Question orale n° 1486 :
Situation des étudiants et repas à 1 euro

15e Législature

Question de : M. Yannick Favennec-Bécot
Mayenne (3e circonscription) - UDI et Indépendants

M. Yannick Favennec-Bécot attire l'attention de Mme la ministre de l'enseignement supérieur, de la recherche et de l'innovation sur les conséquences de la crise sanitaire sur les étudiants, et notamment ceux en situation de précarité. En effet, depuis le début du confinement, alors que près de la moitié des jeunes financent leurs études grâce à des petits boulots, nombreux sont ceux qui, n'ayant plus la possibilité de travailler, sont confrontés à d'importantes difficultés financières. Bien que le dispositif du repas à 1 euro, dans les restaurants universitaires, mis en place par le Gouvernement, soit accessible, en principe, à l'ensemble des étudiants, tous ceux qui sont éloignés des grands campus ne peuvent y avoir accès et cette situation renforce le sentiment de déclassement territorial. Il lui demande donc quelles mesures compensatoires elle entend mettre en œuvre rapidement permettant de rétablir une certaine équité entre les étudiants.

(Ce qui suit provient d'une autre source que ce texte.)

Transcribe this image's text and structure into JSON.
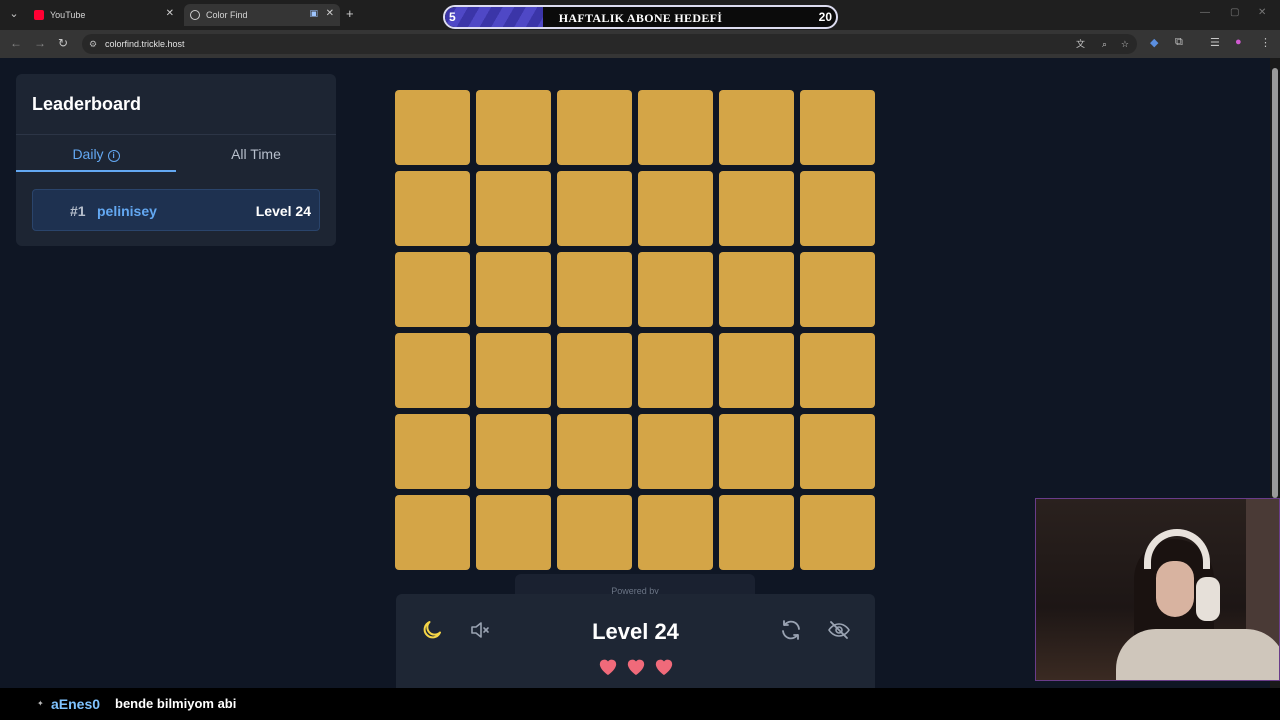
{
  "browser": {
    "tabs": [
      {
        "title": "YouTube",
        "active": false
      },
      {
        "title": "Color Find",
        "active": true
      }
    ],
    "url": "colorfind.trickle.host"
  },
  "overlay_goal": {
    "title": "HAFTALIK ABONE HEDEFİ",
    "current": "5",
    "target": "20",
    "progress_fraction": 0.25
  },
  "leaderboard": {
    "title": "Leaderboard",
    "tabs": [
      {
        "label": "Daily",
        "active": true
      },
      {
        "label": "All Time",
        "active": false
      }
    ],
    "entries": [
      {
        "rank": "#1",
        "name": "pelinisey",
        "level": "Level 24"
      }
    ]
  },
  "game": {
    "grid_rows": 6,
    "grid_cols": 6,
    "tile_color": "#d4a547",
    "powered_by": "Powered by",
    "level": "Level 24",
    "lives": 3,
    "heart_color": "#f06a7a",
    "icons": [
      "moon-icon",
      "mute-icon",
      "refresh-icon",
      "eye-off-icon"
    ]
  },
  "chat": {
    "username": "aEnes0",
    "message": "bende bilmiyom abi"
  },
  "colors": {
    "page_bg": "#0f1624",
    "panel_bg": "#1e2634",
    "accent_blue": "#63a8f2",
    "moon_yellow": "#f5d547"
  }
}
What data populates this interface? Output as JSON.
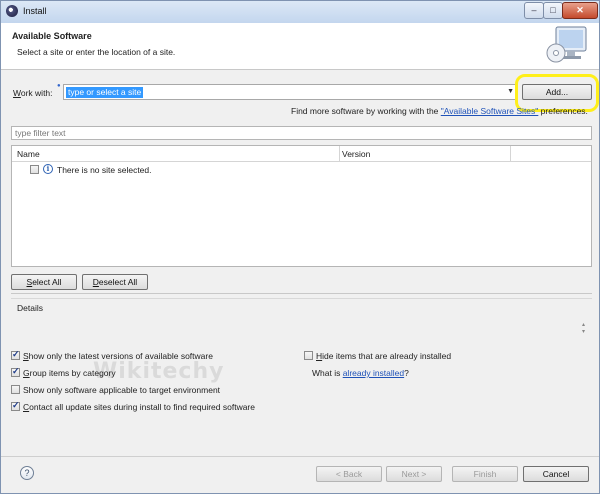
{
  "window": {
    "title": "Install"
  },
  "header": {
    "title": "Available Software",
    "subtitle": "Select a site or enter the location of a site."
  },
  "work_with": {
    "label_prefix": "W",
    "label_rest": "ork with:",
    "value": "type or select a site",
    "add_button": "Add...",
    "find_more_prefix": "Find more software by working with the ",
    "find_more_link": "\"Available Software Sites\"",
    "find_more_suffix": " preferences."
  },
  "filter": {
    "placeholder": "type filter text"
  },
  "table": {
    "columns": [
      "Name",
      "Version"
    ],
    "empty_message": "There is no site selected."
  },
  "selection_buttons": {
    "select_all_ul": "S",
    "select_all_rest": "elect All",
    "deselect_all_ul": "D",
    "deselect_all_rest": "eselect All"
  },
  "details": {
    "label": "Details"
  },
  "options": {
    "latest_versions": {
      "ul": "S",
      "rest": "how only the latest versions of available software",
      "checked": true
    },
    "hide_installed": {
      "ul": "H",
      "rest": "ide items that are already installed",
      "checked": false
    },
    "group_by_category": {
      "ul": "G",
      "rest": "roup items by category",
      "checked": true
    },
    "what_is_prefix": "What is ",
    "already_installed_link": "already installed",
    "what_is_suffix": "?",
    "applicable_only": {
      "text": "Show only software applicable to target environment",
      "checked": false
    },
    "contact_sites": {
      "ul": "C",
      "rest": "ontact all update sites during install to find required software",
      "checked": true
    }
  },
  "watermark": "Wikitechy",
  "footer": {
    "back": "< Back",
    "next": "Next >",
    "finish": "Finish",
    "cancel": "Cancel"
  },
  "colors": {
    "highlight": "#ffef1a",
    "selection": "#3399ff",
    "link": "#1f52b8"
  },
  "icons": [
    "eclipse-icon",
    "monitor-cd-icon",
    "info-icon",
    "help-icon",
    "dropdown-arrow-icon"
  ]
}
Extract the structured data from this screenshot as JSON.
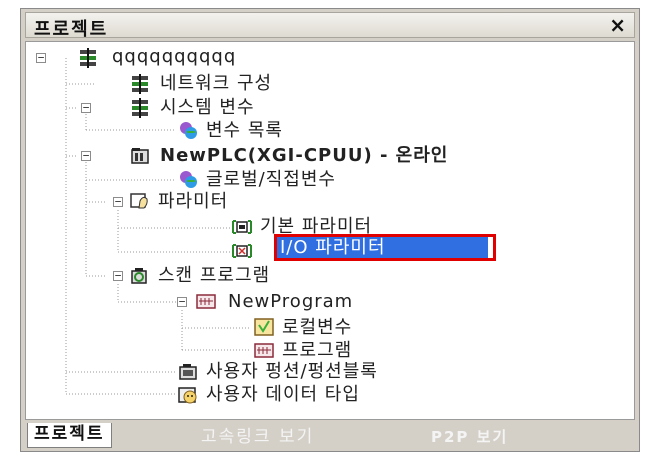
{
  "panel": {
    "title": "프로젝트",
    "close_label": "×"
  },
  "tree": {
    "items": [
      {
        "label": "qqqqqqqqqq",
        "icon": "plc-network-icon"
      },
      {
        "label": "네트워크 구성",
        "icon": "plc-network-icon"
      },
      {
        "label": "시스템 변수",
        "icon": "plc-network-icon"
      },
      {
        "label": "변수 목록",
        "icon": "variable-globe-icon"
      },
      {
        "label": "NewPLC(XGI-CPUU) - 온라인",
        "icon": "plc-cpu-icon"
      },
      {
        "label": "글로벌/직접변수",
        "icon": "variable-globe-icon"
      },
      {
        "label": "파라미터",
        "icon": "parameter-icon"
      },
      {
        "label": "기본 파라미터",
        "icon": "basic-parameter-icon"
      },
      {
        "label": "I/O 파라미터",
        "icon": "io-parameter-icon"
      },
      {
        "label": "스캔 프로그램",
        "icon": "scan-program-icon"
      },
      {
        "label": "NewProgram",
        "icon": "program-icon"
      },
      {
        "label": "로컬변수",
        "icon": "local-variable-icon"
      },
      {
        "label": "프로그램",
        "icon": "program-icon"
      },
      {
        "label": "사용자 펑션/펑션블록",
        "icon": "function-block-icon"
      },
      {
        "label": "사용자 데이터 타입",
        "icon": "user-data-type-icon"
      }
    ],
    "selected": "I/O 파라미터"
  },
  "tabs": [
    {
      "label": "프로젝트",
      "active": true
    },
    {
      "label": "고속링크 보기",
      "active": false
    },
    {
      "label": "P2P 보기",
      "active": false
    }
  ],
  "colors": {
    "selection": "#2f6fe1",
    "callout": "#e00000",
    "panel": "#d4d0c8"
  }
}
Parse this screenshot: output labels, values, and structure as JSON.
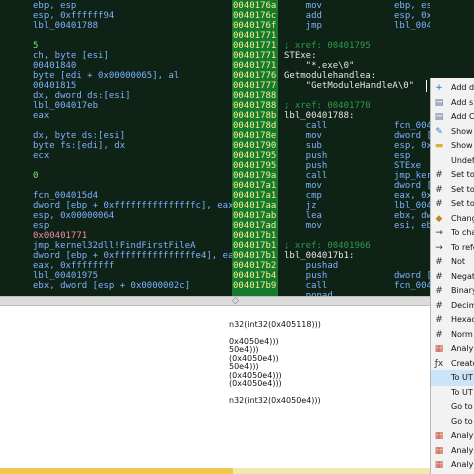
{
  "left_lines": [
    {
      "t": "ebp, esp",
      "c": "c-blue"
    },
    {
      "t": "esp, 0xffffff94",
      "c": "c-blue"
    },
    {
      "t": "lbl_00401788",
      "c": "c-blue"
    },
    {
      "t": "",
      "c": "c-blue"
    },
    {
      "t": "5",
      "c": "c-green"
    },
    {
      "t": "ch, byte [esi]",
      "c": "c-blue"
    },
    {
      "t": "00401840",
      "c": "c-blue"
    },
    {
      "t": "byte [edi + 0x00000065], al",
      "c": "c-blue"
    },
    {
      "t": "00401815",
      "c": "c-blue"
    },
    {
      "t": "dx, dword ds:[esi]",
      "c": "c-blue"
    },
    {
      "t": "lbl_004017eb",
      "c": "c-blue"
    },
    {
      "t": "eax",
      "c": "c-blue"
    },
    {
      "t": "",
      "c": "c-blue"
    },
    {
      "t": "dx, byte ds:[esi]",
      "c": "c-blue"
    },
    {
      "t": "byte fs:[edi], dx",
      "c": "c-blue"
    },
    {
      "t": "ecx",
      "c": "c-blue"
    },
    {
      "t": "",
      "c": "c-blue"
    },
    {
      "t": "0",
      "c": "c-green"
    },
    {
      "t": "",
      "c": "c-blue"
    },
    {
      "t": "fcn_004015d4",
      "c": "c-blue"
    },
    {
      "t": "dword [ebp + 0xfffffffffffffffc], eax",
      "c": "c-blue"
    },
    {
      "t": "esp, 0x00000064",
      "c": "c-blue"
    },
    {
      "t": "esp",
      "c": "c-blue"
    },
    {
      "t": "0x00401771",
      "c": "c-pink"
    },
    {
      "t": "jmp_kernel32dll!FindFirstFileA",
      "c": "c-blue"
    },
    {
      "t": "dword [ebp + 0xfffffffffffffffe4], eax",
      "c": "c-blue"
    },
    {
      "t": "eax, 0xffffffff",
      "c": "c-blue"
    },
    {
      "t": "lbl_00401975",
      "c": "c-blue"
    },
    {
      "t": "ebx, dword [esp + 0x0000002c]",
      "c": "c-blue"
    }
  ],
  "addresses": [
    "0040176a",
    "0040176c",
    "0040176f",
    "00401771",
    "00401771",
    "00401771",
    "00401771",
    "00401776",
    "00401777",
    "00401788",
    "00401788",
    "0040178b",
    "0040178d",
    "0040178e",
    "00401790",
    "00401795",
    "00401795",
    "0040179a",
    "004017a1",
    "004017a1",
    "004017aa",
    "004017ab",
    "004017ad",
    "004017b1",
    "004017b1",
    "004017b1",
    "004017b2",
    "004017b4",
    "004017b9"
  ],
  "right_lines": [
    {
      "t": "    mov",
      "c": "c-blue"
    },
    {
      "t": "    add",
      "c": "c-blue"
    },
    {
      "t": "    jmp",
      "c": "c-blue"
    },
    {
      "t": "",
      "c": "c-blue"
    },
    {
      "t": "; xref: 00401795",
      "c": "c-dgreen"
    },
    {
      "t": "STExe:",
      "c": "c-white"
    },
    {
      "t": "    \"*.exe\\0\"",
      "c": "c-white"
    },
    {
      "t": "Getmodulehandlea:",
      "c": "c-white"
    },
    {
      "t": "    \"GetModuleHandleA\\0\"",
      "c": "c-white"
    },
    {
      "t": "",
      "c": "c-blue"
    },
    {
      "t": "; xref: 00401770",
      "c": "c-dgreen"
    },
    {
      "t": "lbl_00401788:",
      "c": "c-white"
    },
    {
      "t": "    call",
      "c": "c-blue"
    },
    {
      "t": "    mov",
      "c": "c-blue"
    },
    {
      "t": "    sub",
      "c": "c-blue"
    },
    {
      "t": "    push",
      "c": "c-blue"
    },
    {
      "t": "    push",
      "c": "c-blue"
    },
    {
      "t": "    call",
      "c": "c-blue"
    },
    {
      "t": "    mov",
      "c": "c-blue"
    },
    {
      "t": "    cmp",
      "c": "c-blue"
    },
    {
      "t": "    jz",
      "c": "c-blue"
    },
    {
      "t": "    lea",
      "c": "c-blue"
    },
    {
      "t": "    mov",
      "c": "c-blue"
    },
    {
      "t": "",
      "c": "c-blue"
    },
    {
      "t": "; xref: 00401966",
      "c": "c-dgreen"
    },
    {
      "t": "lbl_004017b1:",
      "c": "c-white"
    },
    {
      "t": "    pushad",
      "c": "c-blue"
    },
    {
      "t": "    push",
      "c": "c-blue"
    },
    {
      "t": "    call",
      "c": "c-blue"
    },
    {
      "t": "    popad",
      "c": "c-blue"
    }
  ],
  "right_operands": [
    {
      "t": "ebp, esp",
      "row": 0
    },
    {
      "t": "esp, 0xf",
      "row": 1
    },
    {
      "t": "lbl_0040",
      "row": 2
    },
    {
      "t": "fcn_0040",
      "row": 12
    },
    {
      "t": "dword [e",
      "row": 13
    },
    {
      "t": "esp, 0x0",
      "row": 14
    },
    {
      "t": "esp",
      "row": 15
    },
    {
      "t": "STExe",
      "row": 16
    },
    {
      "t": "jmp_kern",
      "row": 17
    },
    {
      "t": "dword [e",
      "row": 18
    },
    {
      "t": "eax, 0xf",
      "row": 19
    },
    {
      "t": "lbl_0040",
      "row": 20
    },
    {
      "t": "ebx, dwo",
      "row": 21
    },
    {
      "t": "esi, ebx",
      "row": 22
    },
    {
      "t": "dword [e",
      "row": 27
    },
    {
      "t": "fcn_0040",
      "row": 28
    }
  ],
  "bottom_lines": [
    {
      "t": "n32(int32(0x405118)))",
      "row": 1
    },
    {
      "t": "0x4050e4)))",
      "row": 3
    },
    {
      "t": "50e4)))",
      "row": 4
    },
    {
      "t": "(0x4050e4))",
      "row": 5
    },
    {
      "t": "50e4)))",
      "row": 6
    },
    {
      "t": "(0x4050e4)))",
      "row": 7
    },
    {
      "t": "(0x4050e4)))",
      "row": 8
    },
    {
      "t": "n32(int32(0x4050e4)))",
      "row": 10
    }
  ],
  "menu": {
    "items": [
      {
        "label": "Add d",
        "icon": "+",
        "icon_name": "add-icon",
        "color": "#2c62c9"
      },
      {
        "label": "Add s",
        "icon": "▤",
        "icon_name": "add-structure-icon",
        "color": "#5a6f8e"
      },
      {
        "label": "Add C",
        "icon": "▤",
        "icon_name": "add-comment-icon",
        "color": "#5a6f8e"
      },
      {
        "label": "Show",
        "icon": "✎",
        "icon_name": "show-edit-icon",
        "color": "#3a7bd5"
      },
      {
        "label": "Show",
        "icon": "▬",
        "icon_name": "folder-icon",
        "color": "#d8b13a"
      },
      {
        "label": "Undef",
        "icon": "",
        "icon_name": "blank-icon",
        "color": "#333"
      },
      {
        "label": "Set to",
        "icon": "#",
        "icon_name": "hash-icon",
        "color": "#333"
      },
      {
        "label": "Set to",
        "icon": "#",
        "icon_name": "hash-icon",
        "color": "#333"
      },
      {
        "label": "Set to",
        "icon": "#",
        "icon_name": "hash-icon",
        "color": "#333"
      },
      {
        "label": "Chang",
        "icon": "◆",
        "icon_name": "change-icon",
        "color": "#b88a2a"
      },
      {
        "label": "To cha",
        "icon": "→",
        "icon_name": "arrow-right-icon",
        "color": "#333"
      },
      {
        "label": "To refe",
        "icon": "→",
        "icon_name": "arrow-right-icon",
        "color": "#333"
      },
      {
        "label": "Not",
        "icon": "#",
        "icon_name": "hash-icon",
        "color": "#333"
      },
      {
        "label": "Negat",
        "icon": "#",
        "icon_name": "hash-icon",
        "color": "#333"
      },
      {
        "label": "Binary",
        "icon": "#",
        "icon_name": "hash-icon",
        "color": "#333"
      },
      {
        "label": "Decim",
        "icon": "#",
        "icon_name": "hash-icon",
        "color": "#333"
      },
      {
        "label": "Hexac",
        "icon": "#",
        "icon_name": "hash-icon",
        "color": "#333"
      },
      {
        "label": "Norm",
        "icon": "#",
        "icon_name": "hash-icon",
        "color": "#333"
      },
      {
        "label": "Analy",
        "icon": "▦",
        "icon_name": "analyze-icon",
        "color": "#c8553d"
      },
      {
        "label": "Create",
        "icon": "ƒx",
        "icon_name": "function-icon",
        "color": "#333"
      },
      {
        "label": "To UT",
        "icon": "",
        "icon_name": "blank-icon",
        "color": "#333",
        "selected": true
      },
      {
        "label": "To UT",
        "icon": "",
        "icon_name": "blank-icon",
        "color": "#333"
      },
      {
        "label": "Go to",
        "icon": "",
        "icon_name": "blank-icon",
        "color": "#333"
      },
      {
        "label": "Go to",
        "icon": "",
        "icon_name": "blank-icon",
        "color": "#333"
      },
      {
        "label": "Analy",
        "icon": "▦",
        "icon_name": "analyze-icon",
        "color": "#c8553d"
      },
      {
        "label": "Analy",
        "icon": "▦",
        "icon_name": "analyze-icon",
        "color": "#c8553d"
      },
      {
        "label": "Analy",
        "icon": "▦",
        "icon_name": "analyze-icon",
        "color": "#c8553d"
      }
    ]
  },
  "split_arrow": "◇"
}
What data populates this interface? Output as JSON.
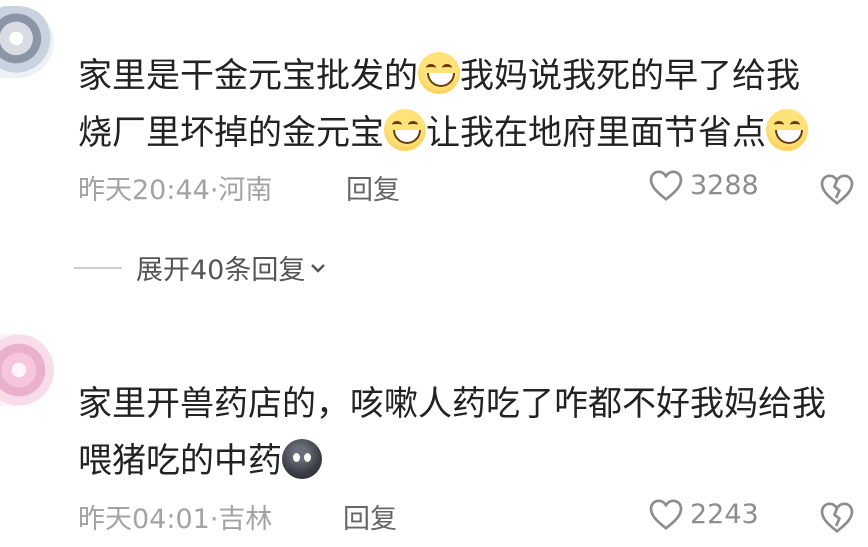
{
  "comments": [
    {
      "text_parts": [
        "家里是干金元宝批发的",
        "我妈说我死的早了给我",
        "烧厂里坏掉的金元宝",
        "让我在地府里面节省点"
      ],
      "emoji_name": "grinning-face-emoji",
      "time": "昨天20:44",
      "location": "河南",
      "reply_label": "回复",
      "likes": "3288",
      "expand_label": "展开40条回复"
    },
    {
      "text_parts": [
        "家里开兽药店的，咳嗽人药吃了咋都不好我妈给我",
        "喂猪吃的中药"
      ],
      "emoji_name": "black-face-emoji",
      "time": "昨天04:01",
      "location": "吉林",
      "reply_label": "回复",
      "likes": "2243"
    }
  ],
  "colors": {
    "text": "#222222",
    "meta": "#a3a3a3",
    "icon": "#8d8d8d"
  }
}
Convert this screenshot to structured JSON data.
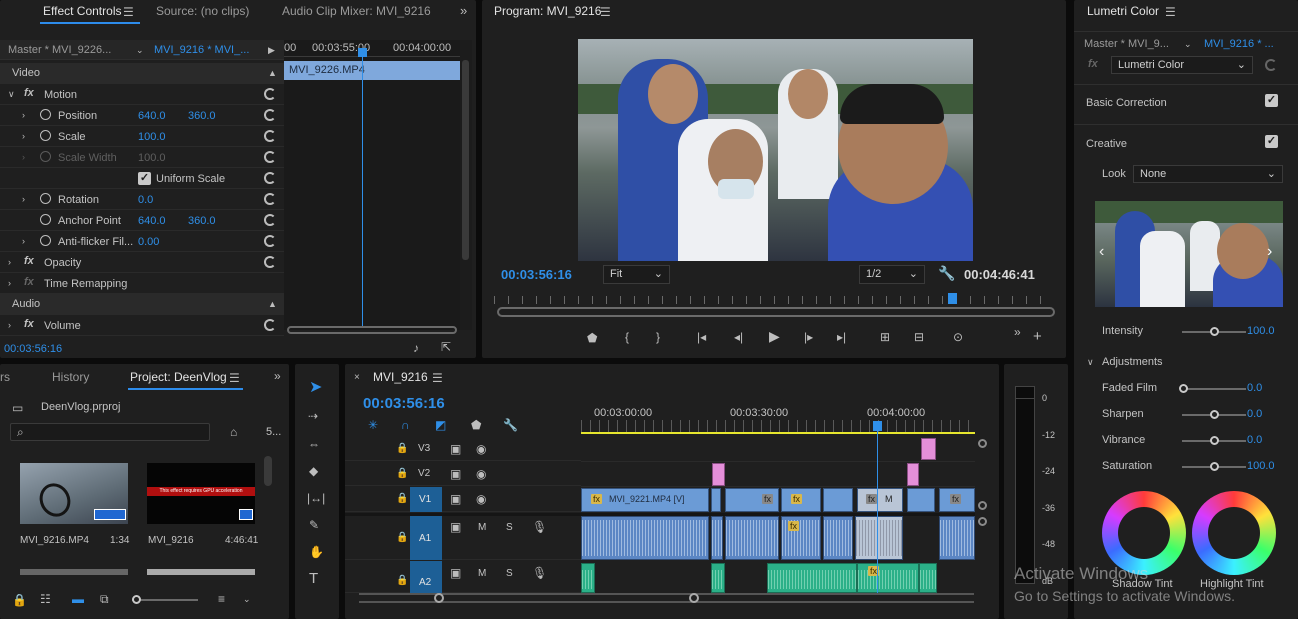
{
  "effect_controls": {
    "tabs": [
      "Effect Controls",
      "Source: (no clips)",
      "Audio Clip Mixer: MVI_9216"
    ],
    "master_label": "Master * MVI_9226...",
    "sequence_label": "MVI_9216 * MVI_...",
    "ruler_times": [
      "00:03:55:00",
      "00:04:00:00"
    ],
    "ruler_left": "00",
    "clip_name": "MVI_9226.MP4",
    "video_header": "Video",
    "motion": "Motion",
    "position_label": "Position",
    "position_x": "640.0",
    "position_y": "360.0",
    "scale_label": "Scale",
    "scale_value": "100.0",
    "scale_width_label": "Scale Width",
    "scale_width_value": "100.0",
    "uniform_scale": "Uniform Scale",
    "rotation_label": "Rotation",
    "rotation_value": "0.0",
    "anchor_label": "Anchor Point",
    "anchor_x": "640.0",
    "anchor_y": "360.0",
    "antiflicker_label": "Anti-flicker Fil...",
    "antiflicker_value": "0.00",
    "opacity": "Opacity",
    "time_remapping": "Time Remapping",
    "audio_header": "Audio",
    "volume": "Volume",
    "timecode": "00:03:56:16"
  },
  "program": {
    "title": "Program: MVI_9216",
    "timecode": "00:03:56:16",
    "fit": "Fit",
    "resolution": "1/2",
    "duration": "00:04:46:41"
  },
  "lumetri": {
    "title": "Lumetri Color",
    "master": "Master * MVI_9...",
    "sequence": "MVI_9216 * ...",
    "effect": "Lumetri Color",
    "basic_correction": "Basic Correction",
    "creative": "Creative",
    "look_label": "Look",
    "look_value": "None",
    "intensity_label": "Intensity",
    "intensity_value": "100.0",
    "intensity_level": 100,
    "adjustments": "Adjustments",
    "faded_film_label": "Faded Film",
    "faded_film_value": "0.0",
    "sharpen_label": "Sharpen",
    "sharpen_value": "0.0",
    "vibrance_label": "Vibrance",
    "vibrance_value": "0.0",
    "saturation_label": "Saturation",
    "saturation_value": "100.0",
    "shadow_tint": "Shadow Tint",
    "highlight_tint": "Highlight Tint"
  },
  "project": {
    "tabs": [
      "rs",
      "History",
      "Project: DeenVlog"
    ],
    "file": "DeenVlog.prproj",
    "count": "5...",
    "items": [
      {
        "name": "MVI_9216.MP4",
        "duration": "1:34"
      },
      {
        "name": "MVI_9216",
        "duration": "4:46:41"
      }
    ],
    "warning_text": "This effect requires GPU acceleration"
  },
  "timeline": {
    "title": "MVI_9216",
    "timecode": "00:03:56:16",
    "ruler_times": [
      "00:03:00:00",
      "00:03:30:00",
      "00:04:00:00"
    ],
    "tracks_video": [
      "V3",
      "V2",
      "V1"
    ],
    "tracks_audio": [
      "A1",
      "A2"
    ],
    "v1_clip": "MVI_9221.MP4 [V]",
    "mute": "M",
    "solo": "S"
  },
  "meter": {
    "scale": [
      "0",
      "-12",
      "-24",
      "-36",
      "-48",
      "dB"
    ]
  },
  "watermark": {
    "line1": "Activate Windows",
    "line2": "Go to Settings to activate Windows."
  }
}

Réponse en séance, et publiée le 26 mai 2021

SITUATION DES ÉTUDIANTS
M. le président. La parole est à M. Yannick Favennec-Bécot, pour exposer sa question, n°  1486, relative la situation des étudiants.

M. Yannick Favennec-Bécot. Madame la ministre de l'enseignement supérieur, de la recherche et de l'innovation, à l'initiative de Jean-Pierre Le Scornet, maire de la ville de Mayenne qui est le chef-lieu de ma circonscription, plusieurs parlementaires dont deux députés de la Mayenne, Guillaume Garot et moi-même, vous ont alertée le 4 mars dernier sur la situation particulière des étudiants qui préparent un BTS – brevet de technicien supérieur – dans un lycée de la ville. En effet, ils ne peuvent bénéficier ni du dispositif de deux repas par jour au prix de 1 euro ni des autres services à la disposition des étudiants des métropoles : service universitaire de médecine préventive et de promotion de la santé, accès au sport et à la documentation spécifique par la bibliothèque universitaire (BU), activités culturelles proposées sur les campus.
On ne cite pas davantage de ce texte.